Development of an Ultra-Light Robotic Prosthetic Hand with

Enabling Efficient and Stable Grasping Through Simple Control

- High-efficiency Stable Grasping with Simple Control

- Securing Core Technology for Improving Robotic Prosthetic Hand Function and Weight Reduction

- Enhanced Grasp Stability and Energy efficiency

□ An ultra-light robotic prosthetic hand has been developed that enables both precision fingertip control and shape-adaptive gripping through simple motion commands. The hand features an innovative mechanism that allows two degrees of freedom in the thumb (adduction/abduction and flexion/extension) to be independently controlled by a single actuator, achieving exceptional user convenience and weight reduction. This advancement is expected to greatly strengthen the global competitiveness of domestically developed myoelectric prosthetic hands in a market that has traditionally depended on foreign technologies.
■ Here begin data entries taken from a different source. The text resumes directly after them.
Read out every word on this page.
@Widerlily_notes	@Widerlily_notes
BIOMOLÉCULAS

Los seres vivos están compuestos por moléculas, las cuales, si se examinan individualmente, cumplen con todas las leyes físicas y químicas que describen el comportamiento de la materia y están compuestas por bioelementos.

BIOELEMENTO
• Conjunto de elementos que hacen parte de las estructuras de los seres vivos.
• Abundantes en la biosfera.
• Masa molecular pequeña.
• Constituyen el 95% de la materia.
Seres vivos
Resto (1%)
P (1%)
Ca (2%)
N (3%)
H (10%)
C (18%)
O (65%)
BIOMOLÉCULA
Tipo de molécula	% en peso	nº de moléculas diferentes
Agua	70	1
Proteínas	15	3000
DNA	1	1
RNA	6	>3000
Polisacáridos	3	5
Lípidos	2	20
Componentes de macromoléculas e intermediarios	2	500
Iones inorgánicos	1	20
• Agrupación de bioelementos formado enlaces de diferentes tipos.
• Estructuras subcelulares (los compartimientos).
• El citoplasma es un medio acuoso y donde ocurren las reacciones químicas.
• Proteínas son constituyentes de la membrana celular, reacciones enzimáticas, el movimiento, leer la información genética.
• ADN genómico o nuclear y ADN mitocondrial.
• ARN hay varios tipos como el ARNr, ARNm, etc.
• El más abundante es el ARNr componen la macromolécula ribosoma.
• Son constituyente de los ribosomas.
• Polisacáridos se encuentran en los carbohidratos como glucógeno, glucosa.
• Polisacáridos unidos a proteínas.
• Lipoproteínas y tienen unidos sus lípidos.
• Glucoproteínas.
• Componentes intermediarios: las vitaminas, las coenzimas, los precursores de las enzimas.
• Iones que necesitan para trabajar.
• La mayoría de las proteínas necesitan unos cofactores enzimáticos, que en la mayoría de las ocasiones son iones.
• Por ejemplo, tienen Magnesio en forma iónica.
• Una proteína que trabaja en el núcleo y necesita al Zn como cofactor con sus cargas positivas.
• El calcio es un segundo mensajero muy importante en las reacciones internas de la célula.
□ The research team led by Senior Researcher Dr. Minki Sin at the Department of Medical Robotics, Daegu Convergence Technology Research Center, under the Korea Institute of Machinery and Materials (President Seog-Hyeon Ryu, hereinafter referred to as KIMM), affiliated institute of the National Research Council of Science and Technology (Chairperson Yeung-Shik Kim, hereinafter referred to as NST), developed an ultra-light robotic prosthetic hand that allows amputees to stably and efficiently grasp various objects with simple commands. The development incorporates a linkage-wire hybrid actuation system and an underactuated mechanism*, and its usability has been validated through testing with real users.

* Underactuated Mechanism: A system where the number of actuators is fewer than the degrees of freedom

[The research team led by Dr. Minki Sin, Senior Reseacher of Department of Medical Robotics at KIMM]

(From left in the photo: Senior Engineer Bohyeon An, Senior Researcher Dr. Minki Sin)

□ The four-bar linkage system commonly used in conventional robotic prosthetic hands struggles to securely grasp objects of various shapes due to its fixed grasping trajectory. While wire-driven mechanisms provide better adaptability to object shapes, their sequential joint actuation characteristic reduces the stability of pinch grips and limits the naturalness of motion.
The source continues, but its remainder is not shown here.